Google has removed 29 photo editing and beauty apps from its Google Play Store.
People’s desire to beautify themselves for social media photos has hastened the spread of apps that allow users to airbrush and otherwise modify their selfies and other photos. But it turns out a lot of these apps have been stealing photos or even spying on users. The designers who made the apps in question also programmed them to fill users’ phones with full-page ads and steal data by tricking users into believing they won a contest.
Trend Micro, a security intelligence blog, confirmed this news. Some of these “beauty apps” would even send pornographic content to users smartphones everytime they opened the app.
The malicious apps had already been downloaded millions of times by the time they had been pulled from the Play Store. Most of the downloads originated from Asia, specifically India. The developers even managed to “hide” the apps once they were downloaded. These apps did not appear in the installed apps list, so users would often forget that they had even installed the app (and could likely have a hard time deleting them without special instructions).
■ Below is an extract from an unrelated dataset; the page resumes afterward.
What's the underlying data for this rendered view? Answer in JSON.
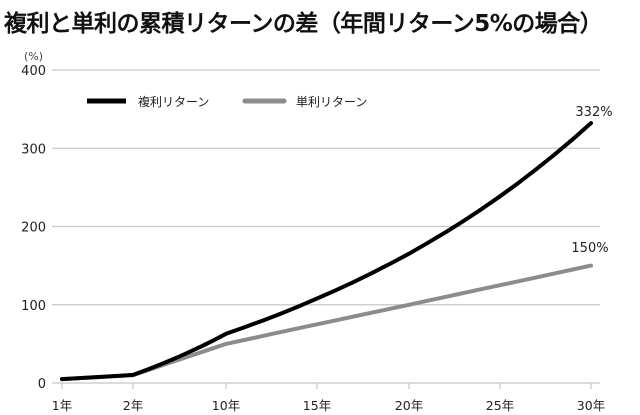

According to Trend Micro, the apps used a variety of tactics to avoid detection and deletions. Many of the apps did not send notifications to users when running on their phones; some compressed the malicious code so it couldn’t be detected instantly; while others ran the code on remote servers.
The beauty apps also tricked users into giving up their personal information. Some asked users several questions and then forced them to enter their info before revealing the information users wanted from the program. Other apps sent photos to a remote server for editing and beautifying (and, of course, kept a copy).
Some apps never returned the photos at all, instead simply displaying a picture with a fake message informing users that they needed to update the app. Trend Micro believes that the stolen photos were used in other nefarious acts, such as providing photos for fake social media accounts.
In total, the 29 malicious apps were downloaded more than 4 million times. Three of the apps alone accounted for more than 3 million of the downloads. Trend Micro noted that:
“These apps seemingly allows users to “beautify” their pictures by uploading them to the designated server. However, instead of getting a final result with the edited photo, the user gets a picture with a fake update prompt in nine different languages. The authors can collect the photos uploaded in the app, and possibly use them for malicious purposes—for example as fake profile pics in social media.”
It was easy for users to be fooled by these apps as they were often impossible to distinguish from credible ones. The only real warning for users was in the reviews of some apps.
Unfortunately, this isn’t the first time that Google has had to delete malicious apps from the Play Store. It will be important to keep track of the ways in which Google attempts to resolve these issues since they continue to pop up.